PriceWaterhouseCoopers (PwC) contrived a tax avoidance plan, which the Court of Appeal threw out in July 2012. The plan depended on PwC’s client becoming non-resident in the UK by moving to Spain for five years, thereby no longer being liable to Capital Gains Tax in the UK.
The way the tax plan worked goes something like this: Mr.H., by his commercial astuteness, incurred a taxable capital gain in excess of £10m in the tax year 2002-03.
To explain in words:
· On 31st December 2002 H incurs a £10m capital gain that he wants to dodge in the tax year 2002-03. So he consults PwC on how to legally reduce his tax liability.
· In February 2003, with the end of the tax year approaching, PwC sell him a plan:
o On 29th March 2003, H moves to Spain. He remains outside the UK for tax purposes for the next 5 years.
o H enters into four transactions with a bank.
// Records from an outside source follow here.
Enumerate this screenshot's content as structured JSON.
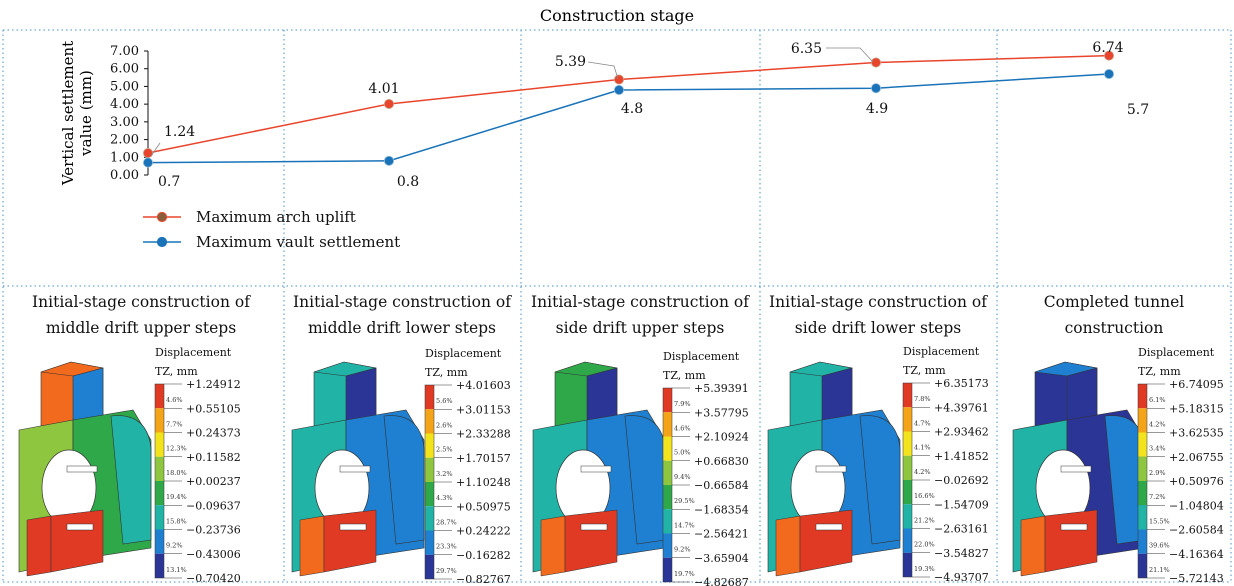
{
  "header": {
    "title": "Construction stage"
  },
  "chart_data": {
    "type": "line",
    "title": "Construction stage",
    "xlabel": "",
    "ylabel": "Vertical settlement value (mm)",
    "ylabel_lines": [
      "Vertical settlement",
      "value (mm)"
    ],
    "ylim": [
      0,
      7
    ],
    "yticks": [
      "0.00",
      "1.00",
      "2.00",
      "3.00",
      "4.00",
      "5.00",
      "6.00",
      "7.00"
    ],
    "categories": [
      "Initial-stage construction of middle drift upper steps",
      "Initial-stage construction of middle drift lower steps",
      "Initial-stage construction of side drift upper steps",
      "Initial-stage construction of side drift lower steps",
      "Completed tunnel construction"
    ],
    "series": [
      {
        "name": "Maximum arch uplift",
        "color": "#e8452c",
        "values": [
          1.24,
          4.01,
          5.39,
          6.35,
          6.74
        ],
        "labels": [
          "1.24",
          "4.01",
          "5.39",
          "6.35",
          "6.74"
        ]
      },
      {
        "name": "Maximum vault settlement",
        "color": "#1a73b8",
        "values": [
          0.7,
          0.8,
          4.8,
          4.9,
          5.7
        ],
        "labels": [
          "0.7",
          "0.8",
          "4.8",
          "4.9",
          "5.7"
        ]
      }
    ],
    "grid": false,
    "legend_position": "bottom-left"
  },
  "panels": [
    {
      "title_lines": [
        "Initial-stage construction of",
        "middle drift upper steps"
      ],
      "legend_title": [
        "Displacement",
        "TZ, mm"
      ],
      "values": [
        "+1.24912",
        "+0.55105",
        "+0.24373",
        "+0.11582",
        "+0.00237",
        "−0.09637",
        "−0.23736",
        "−0.43006",
        "−0.70420"
      ],
      "percents": [
        "4.6%",
        "7.7%",
        "12.3%",
        "18.0%",
        "19.4%",
        "15.8%",
        "9.2%",
        "13.1%"
      ]
    },
    {
      "title_lines": [
        "Initial-stage construction of",
        "middle drift lower steps"
      ],
      "legend_title": [
        "Displacement",
        "TZ, mm"
      ],
      "values": [
        "+4.01603",
        "+3.01153",
        "+2.33288",
        "+1.70157",
        "+1.10248",
        "+0.50975",
        "+0.24222",
        "−0.16282",
        "−0.82767"
      ],
      "percents": [
        "5.6%",
        "2.6%",
        "2.5%",
        "3.2%",
        "4.3%",
        "28.7%",
        "23.3%",
        "29.7%"
      ]
    },
    {
      "title_lines": [
        "Initial-stage construction of",
        "side drift upper steps"
      ],
      "legend_title": [
        "Displacement",
        "TZ, mm"
      ],
      "values": [
        "+5.39391",
        "+3.57795",
        "+2.10924",
        "+0.66830",
        "−0.66584",
        "−1.68354",
        "−2.56421",
        "−3.65904",
        "−4.82687"
      ],
      "percents": [
        "7.9%",
        "4.6%",
        "5.0%",
        "9.4%",
        "29.5%",
        "14.7%",
        "9.2%",
        "19.7%"
      ]
    },
    {
      "title_lines": [
        "Initial-stage construction of",
        "side drift lower steps"
      ],
      "legend_title": [
        "Displacement",
        "TZ, mm"
      ],
      "values": [
        "+6.35173",
        "+4.39761",
        "+2.93462",
        "+1.41852",
        "−0.02692",
        "−1.54709",
        "−2.63161",
        "−3.54827",
        "−4.93707"
      ],
      "percents": [
        "7.8%",
        "4.7%",
        "4.1%",
        "4.2%",
        "16.6%",
        "21.2%",
        "22.0%",
        "19.3%"
      ]
    },
    {
      "title_lines": [
        "Completed tunnel",
        "construction"
      ],
      "legend_title": [
        "Displacement",
        "TZ, mm"
      ],
      "values": [
        "+6.74095",
        "+5.18315",
        "+3.62535",
        "+2.06755",
        "+0.50976",
        "−1.04804",
        "−2.60584",
        "−4.16364",
        "−5.72143"
      ],
      "percents": [
        "6.1%",
        "4.2%",
        "3.4%",
        "2.9%",
        "7.2%",
        "15.5%",
        "39.6%",
        "21.1%"
      ]
    }
  ],
  "colorbar": [
    "#e03a25",
    "#f26a1e",
    "#f4a418",
    "#f2e31c",
    "#8ec63f",
    "#2fa84a",
    "#20b3a6",
    "#1f7fd0",
    "#2b3596"
  ]
}
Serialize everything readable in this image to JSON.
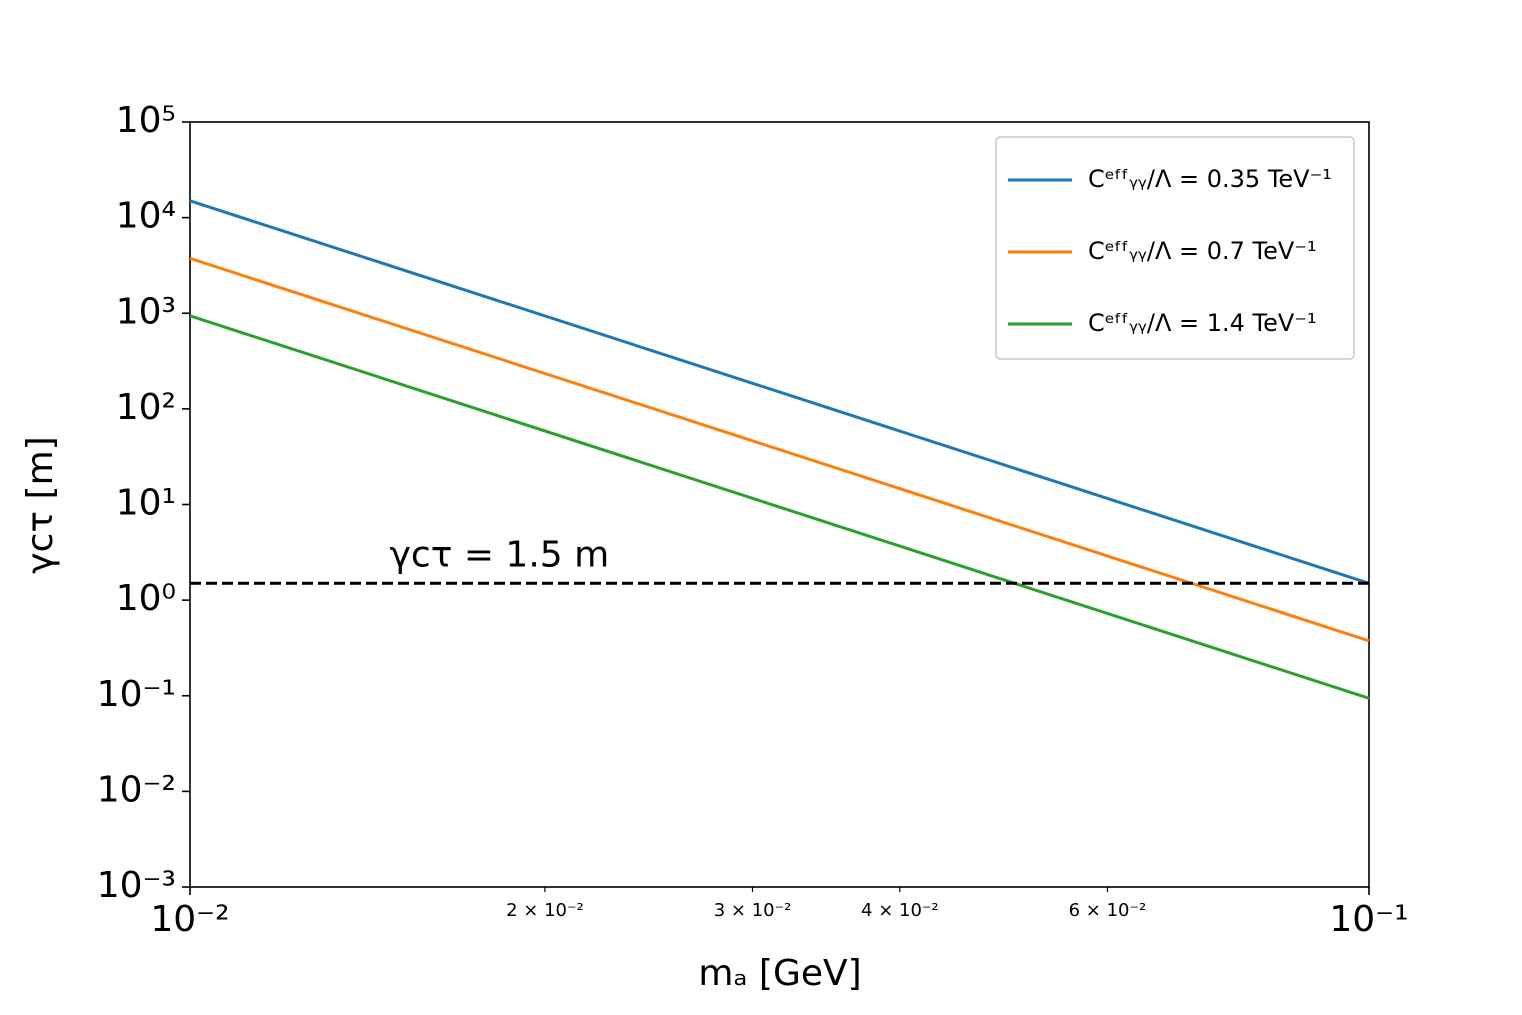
{
  "chart_data": {
    "type": "line",
    "x_label": "mₐ [GeV]",
    "y_label": "γcτ [m]",
    "x_scale": "log",
    "y_scale": "log",
    "xlim": [
      0.01,
      0.1
    ],
    "ylim": [
      0.001,
      100000
    ],
    "xticks": [
      {
        "value": 0.01,
        "label": "10⁻²"
      },
      {
        "value": 0.1,
        "label": "10⁻¹"
      }
    ],
    "xticks_minor": [
      {
        "value": 0.02,
        "label": "2 × 10⁻²"
      },
      {
        "value": 0.03,
        "label": "3 × 10⁻²"
      },
      {
        "value": 0.04,
        "label": "4 × 10⁻²"
      },
      {
        "value": 0.06,
        "label": "6 × 10⁻²"
      }
    ],
    "yticks": [
      {
        "value": 0.001,
        "label": "10⁻³"
      },
      {
        "value": 0.01,
        "label": "10⁻²"
      },
      {
        "value": 0.1,
        "label": "10⁻¹"
      },
      {
        "value": 1,
        "label": "10⁰"
      },
      {
        "value": 10,
        "label": "10¹"
      },
      {
        "value": 100,
        "label": "10²"
      },
      {
        "value": 1000,
        "label": "10³"
      },
      {
        "value": 10000,
        "label": "10⁴"
      },
      {
        "value": 100000,
        "label": "10⁵"
      }
    ],
    "x": [
      0.01,
      0.1
    ],
    "series": [
      {
        "name": "Cᵉᶠᶠᵧᵧ/Λ = 0.35 TeV⁻¹",
        "color": "#1f77b4",
        "values": [
          15000,
          1.5
        ]
      },
      {
        "name": "Cᵉᶠᶠᵧᵧ/Λ = 0.7 TeV⁻¹",
        "color": "#ff7f0e",
        "values": [
          3750,
          0.375
        ]
      },
      {
        "name": "Cᵉᶠᶠᵧᵧ/Λ = 1.4 TeV⁻¹",
        "color": "#2ca02c",
        "values": [
          940,
          0.094
        ]
      }
    ],
    "reference_line": {
      "y": 1.5,
      "label": "γcτ = 1.5 m",
      "label_x": 0.015,
      "color": "#000000",
      "style": "dashed"
    },
    "legend": "upper right",
    "grid": false
  }
}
o On 4th April 2003 two of the transactions are completed resulting in H owing the bank £10m. This is in the tax year 2002-03
o On 7th April 2003 the remaining two of the transactions are completed resulting in the bank owing H £10m. This is in the tax year 2003-04
· Overall, Mr H and the bank owe each other the same amount, and so are quits.
· But Mr.H’s £10m loss is in tax year 2002-03, and so PwC claimed he could write it off against his original £10m capital gain made in December 2002
· And Mr.H’s £10m gain in tax year 2003-04 is when he was ‘non resident for tax purposes’, and so PwC claimed he was not liable to capital gains tax.
Being "non-resident for tax purposes" doesn't mean giving up pub lunches and grey skies entirely. So long as you aren't in the UK more than 183 days in a tax year, nor for an average of more than 91 days over 4 years, then you are non-resident as far as HMRC is concerned. Which is fine for those who can afford a second home overseas and don't have to turn up to in a UK office or factory every day.